An entire lifetime spanning so many years, is divided into smaller lifetimes, or books. These books of our life are further divided into chapters. I think the books are finished and started with major events or changes and these can be happy, joyous, sad, perhaps a death or tragedy. The chapters within each are related with a thread tying them together that defines the person we are at the moment in time. All of these books collect the experiences we have endured, the people we have met, what we have learned and ignored, and the view we have taken of the world.
The second book of my life started when I was 6-years old.
Many years have passed. 33 to be exact. If I stop for a moment and think about everything that has happened, both personally, and in the world, I am overwhelmed, almost in a state of panic. Like the changing sea, it is endless and never stops, never takes a break. Yet, without us noticing, we are constantly being affected, and our actions are influenced directly and indirectly by the things we do not see.
Who we are as a whole, our outside appearance, may not noticeably change, but the core of ourself, the thoughts and actions, how we process information, and how we think about the world and in turn react to events, does. I believe it is in a constant state of change that turns our being over and over, the same as a stone within the currents.
How we grow from this depends on more immediate influences and our roots, our upbringing, a sense of humility, and awareness.
33 years ago I was fortunate to gain a real father after mom remarried. This greatly changed the direction of my life. I look back now and cannot imagine the other person. I doubt I would recognize or have anything in common with them if we sat down for a cup of coffee.

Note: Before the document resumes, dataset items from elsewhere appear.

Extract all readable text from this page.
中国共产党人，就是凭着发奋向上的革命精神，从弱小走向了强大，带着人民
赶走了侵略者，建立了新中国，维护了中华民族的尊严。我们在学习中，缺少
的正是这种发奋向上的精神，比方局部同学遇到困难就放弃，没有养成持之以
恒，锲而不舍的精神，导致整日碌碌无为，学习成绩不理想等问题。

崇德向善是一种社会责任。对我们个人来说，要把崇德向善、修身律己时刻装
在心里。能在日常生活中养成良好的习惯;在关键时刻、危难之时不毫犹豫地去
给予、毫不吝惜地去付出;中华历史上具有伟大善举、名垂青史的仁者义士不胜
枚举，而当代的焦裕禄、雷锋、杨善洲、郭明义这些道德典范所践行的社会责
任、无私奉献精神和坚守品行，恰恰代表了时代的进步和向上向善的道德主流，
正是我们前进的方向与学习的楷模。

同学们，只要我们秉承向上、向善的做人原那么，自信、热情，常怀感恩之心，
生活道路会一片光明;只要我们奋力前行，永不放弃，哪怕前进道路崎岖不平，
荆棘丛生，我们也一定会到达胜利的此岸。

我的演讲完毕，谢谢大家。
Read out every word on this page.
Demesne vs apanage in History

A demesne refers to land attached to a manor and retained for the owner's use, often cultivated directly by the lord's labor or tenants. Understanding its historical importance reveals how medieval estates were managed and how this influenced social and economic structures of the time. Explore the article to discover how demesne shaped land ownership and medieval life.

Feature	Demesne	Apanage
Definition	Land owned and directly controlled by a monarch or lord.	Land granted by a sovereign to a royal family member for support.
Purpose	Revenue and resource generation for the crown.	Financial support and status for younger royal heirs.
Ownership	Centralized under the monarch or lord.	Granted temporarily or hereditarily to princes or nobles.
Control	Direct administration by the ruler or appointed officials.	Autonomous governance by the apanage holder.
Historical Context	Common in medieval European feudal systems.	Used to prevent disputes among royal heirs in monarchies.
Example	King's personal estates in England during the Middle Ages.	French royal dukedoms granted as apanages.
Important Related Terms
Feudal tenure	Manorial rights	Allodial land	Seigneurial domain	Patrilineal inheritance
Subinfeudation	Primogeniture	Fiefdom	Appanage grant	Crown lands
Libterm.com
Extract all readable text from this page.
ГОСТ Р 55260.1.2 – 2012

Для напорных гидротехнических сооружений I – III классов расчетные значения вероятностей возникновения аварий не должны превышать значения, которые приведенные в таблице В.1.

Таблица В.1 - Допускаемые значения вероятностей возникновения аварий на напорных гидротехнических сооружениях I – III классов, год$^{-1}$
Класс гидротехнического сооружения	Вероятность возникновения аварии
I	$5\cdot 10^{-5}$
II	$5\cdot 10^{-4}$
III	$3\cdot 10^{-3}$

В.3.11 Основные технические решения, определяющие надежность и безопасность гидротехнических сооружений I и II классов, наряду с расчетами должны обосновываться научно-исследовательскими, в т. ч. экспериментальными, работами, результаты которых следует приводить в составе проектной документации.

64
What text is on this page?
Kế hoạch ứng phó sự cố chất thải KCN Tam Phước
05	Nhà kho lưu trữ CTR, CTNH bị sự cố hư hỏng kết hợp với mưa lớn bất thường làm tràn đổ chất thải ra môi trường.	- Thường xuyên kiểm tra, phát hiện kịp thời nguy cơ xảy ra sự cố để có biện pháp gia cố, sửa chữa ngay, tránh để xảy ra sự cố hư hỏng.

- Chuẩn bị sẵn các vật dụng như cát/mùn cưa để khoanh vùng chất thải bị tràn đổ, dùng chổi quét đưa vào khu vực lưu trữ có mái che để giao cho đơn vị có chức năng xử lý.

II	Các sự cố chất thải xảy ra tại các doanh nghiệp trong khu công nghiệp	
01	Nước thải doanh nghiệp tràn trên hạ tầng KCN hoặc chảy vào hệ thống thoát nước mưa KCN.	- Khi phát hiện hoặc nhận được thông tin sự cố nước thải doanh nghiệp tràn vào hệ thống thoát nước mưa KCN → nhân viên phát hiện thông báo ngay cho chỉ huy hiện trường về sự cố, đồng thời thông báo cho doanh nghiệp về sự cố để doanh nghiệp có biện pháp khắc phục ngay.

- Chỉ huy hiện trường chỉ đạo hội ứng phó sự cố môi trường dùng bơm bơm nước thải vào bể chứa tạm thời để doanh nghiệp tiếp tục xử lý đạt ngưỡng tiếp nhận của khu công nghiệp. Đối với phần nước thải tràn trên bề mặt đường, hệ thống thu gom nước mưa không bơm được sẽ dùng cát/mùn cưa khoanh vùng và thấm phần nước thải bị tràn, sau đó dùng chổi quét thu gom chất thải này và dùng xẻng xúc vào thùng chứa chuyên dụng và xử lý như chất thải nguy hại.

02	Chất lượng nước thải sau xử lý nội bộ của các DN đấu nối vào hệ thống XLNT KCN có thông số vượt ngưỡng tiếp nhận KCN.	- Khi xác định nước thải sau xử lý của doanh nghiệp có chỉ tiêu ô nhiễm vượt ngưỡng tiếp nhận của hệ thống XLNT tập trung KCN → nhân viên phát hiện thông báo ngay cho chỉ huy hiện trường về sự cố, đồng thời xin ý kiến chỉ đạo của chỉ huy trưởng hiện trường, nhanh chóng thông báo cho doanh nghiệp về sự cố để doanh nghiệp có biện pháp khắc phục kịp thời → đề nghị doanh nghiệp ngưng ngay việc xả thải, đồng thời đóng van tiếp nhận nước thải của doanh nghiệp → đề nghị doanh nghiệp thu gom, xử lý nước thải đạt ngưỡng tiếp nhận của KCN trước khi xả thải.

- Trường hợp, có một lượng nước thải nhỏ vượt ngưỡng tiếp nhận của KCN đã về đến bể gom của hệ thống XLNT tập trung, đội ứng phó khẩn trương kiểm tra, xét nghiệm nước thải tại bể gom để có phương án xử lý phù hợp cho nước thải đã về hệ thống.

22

Like any family, there was tension, fights, raised voices, and doors slamming. There was the frustration of algebra and geometry homework, the chores of lawn mowing and picking up after the dogs. But there was also the endless hours of playing catch in the backyard and the continuous encouragement.
As I struggled to find independence and define the person I wanted to be, I fought against rules, what I thought others were defining for me, and forged any path that was different.
When I look back on these 33 years, I realize the great influence pops had, and in his silent way, I have followed in his footsteps, and for that I am grateful. Mom will tease and say “you are just like your father” and I genuinely say “thank you”. That is probably the best complement I could get.
I understand to get anywhere requires hard work, long hours of dedication, and some personal sacrifice. And when you achieve something, appreciate it and never take anything for granted. Each day should be cherished, along with the people in your life, and family. At the end of the day, work is just work and you should take time to enjoy what you have over a traditional Sunday dinner or watching a football game.
Every time I mow the grass or take care of the dog, I think back to those long summer days and how I complained and put up a fuss. Now, I actually enjoy these tasks beneath the summer and fall sky.
I hope that I have become the person pops wanted, as I know I have become a man because of him.